One of the most obvious use cases is for an ID generator.

function* generateId() {
  let id = 1

  while (true) {
    yield id
    id++
  }
}

const gen = generateId()
console.log(gen.next().value)
// 1
console.log(gen.next().value)
// 2
console.log(gen.next().value)
// 3

This generator is essentially an infinite loop that increments an id variable by one every time it is called and will yield the new id.

Another great use case is if you need to do a task and then wait until doing that same task again. I actually ran into this use case when uploading subtitles to my JavaScript Simplified course. I needed to click a button to open a modal where I could drag in my subtitles for the course video, but since there are a lot videos in the course it would take awhile to do manually, so I used a generator instead.
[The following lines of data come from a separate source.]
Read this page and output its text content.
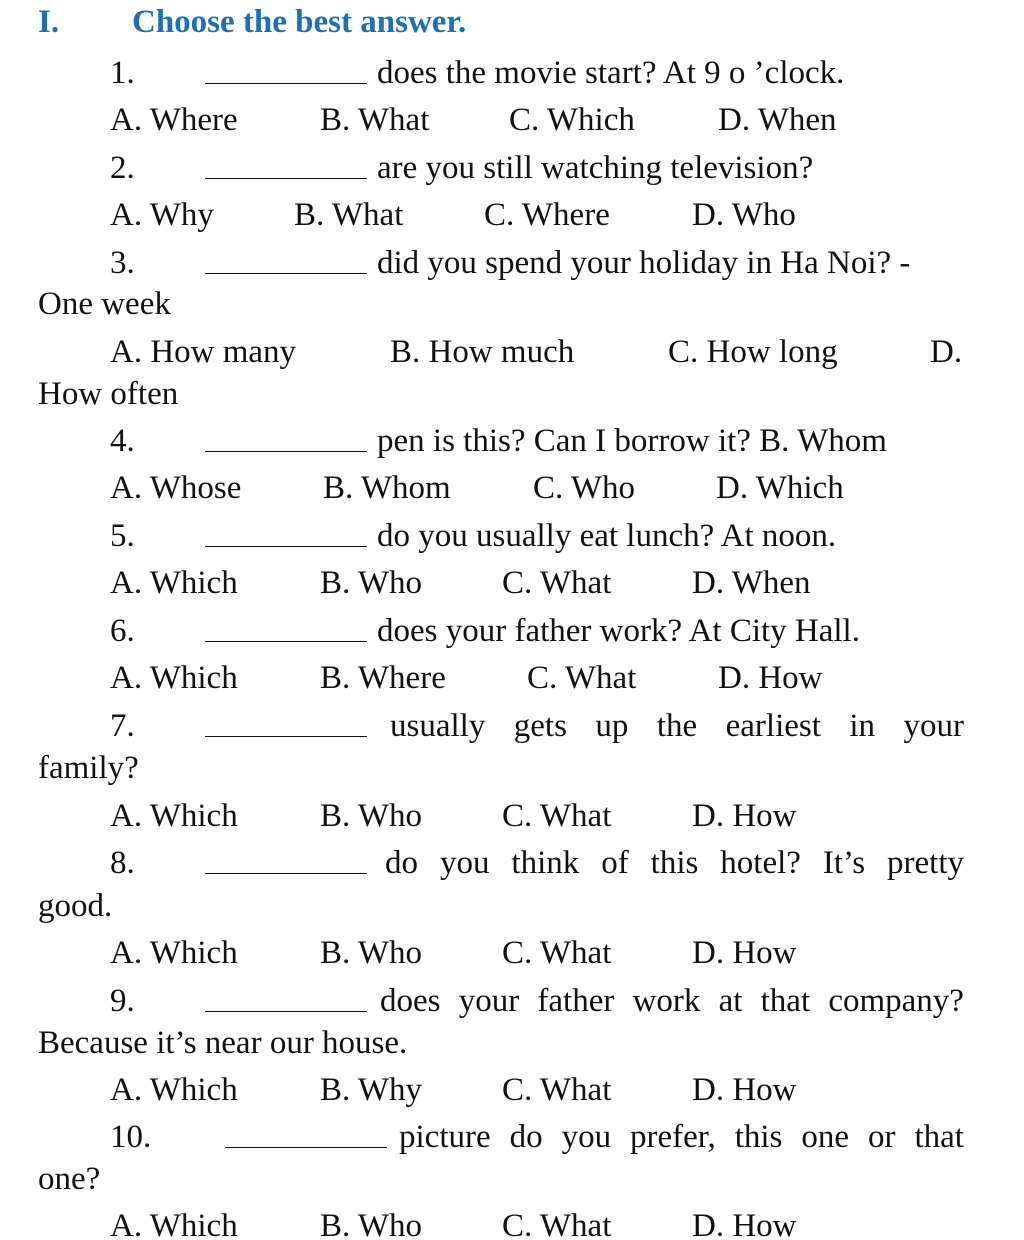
I. Choose the best answer.
1.	does the movie start? At 9 o ’clock.
A. Where B. What C. Which	D. When
2.	are you still watching television?
A. Why B. What C. Where D. Who
3.	did you spend your holiday in Ha Noi? -
One week
A. How many	B. How much	C. How long	D.
How often
4.	pen is this? Can I borrow it? B. Whom
A. Whose B. Whom C. Who D. Which
5.	do you usually eat lunch? At noon.
A. Which B. Who C. What D. When
6.	does your father work? At City Hall.
A. Which B. Where C. What D. How
7.	usually gets up the earliest in your
family?
A. Which B. Who C. What D. How
8.	do you think of this hotel? It’s pretty
good.
A. Which B. Who C. What D. How
9.	does your father work at that company?
Because it’s near our house.
A. Which B. Why C. What D. How
10.	picture do you prefer, this one or that
one?
A. Which B. Who C. What D. How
This generator simply looped through a list of the buttons to open the modal (one for each video) and clicked the button for me. I then would drag in the file and close the modal before running the next iteration of the generator which would allow me to manually drag in the next file. This saved me quite a bit of time and is something only possible with generators.

Weird Generator Things

There are two weird things you can do with a generator object that have very niche use cases.

Pass A Value To Next

If you need to pass values into a generator you can do so with the next function. The value you pass to next will be returned from the current yield statement.

function* generateId() {
  let id = 1

  while (true) {
    const increment = yield id
    if (increment != null) {
      id = id + increment
    } else {
      id++
    } 
  }
}

const gen = generateId()
console.log(gen.next().value)
// 1
console.log(gen.next(3).value)
// 4
console.log(gen.next().value)
// 5

We have slightly modified our id generator to allow us to pass a value to the generator to determine how far we increment the next id.

End A Generator Early

If you ever want to end a generator without actually going through all possible values you can use the return function on the generator object.

function* generateId() {
  let id = 1

  while (true) {
    yield id
    id++
  }
}

const gen = generateId()
console.log(gen.next())
// { value: 1, done: false }
console.log(gen.return(10))
// { value: 10, done: true }
console.log(gen.next())
// { value: undefined, done: true }

The return function will always return what ever you pass to it as the value and it will force every new call to the next function to return an undefined value and true value for done as if the generator finished.

Conclusion

While generators may appear intimidating they actually are not too difficult to understand. They are also incredibly useful in many different scenarios.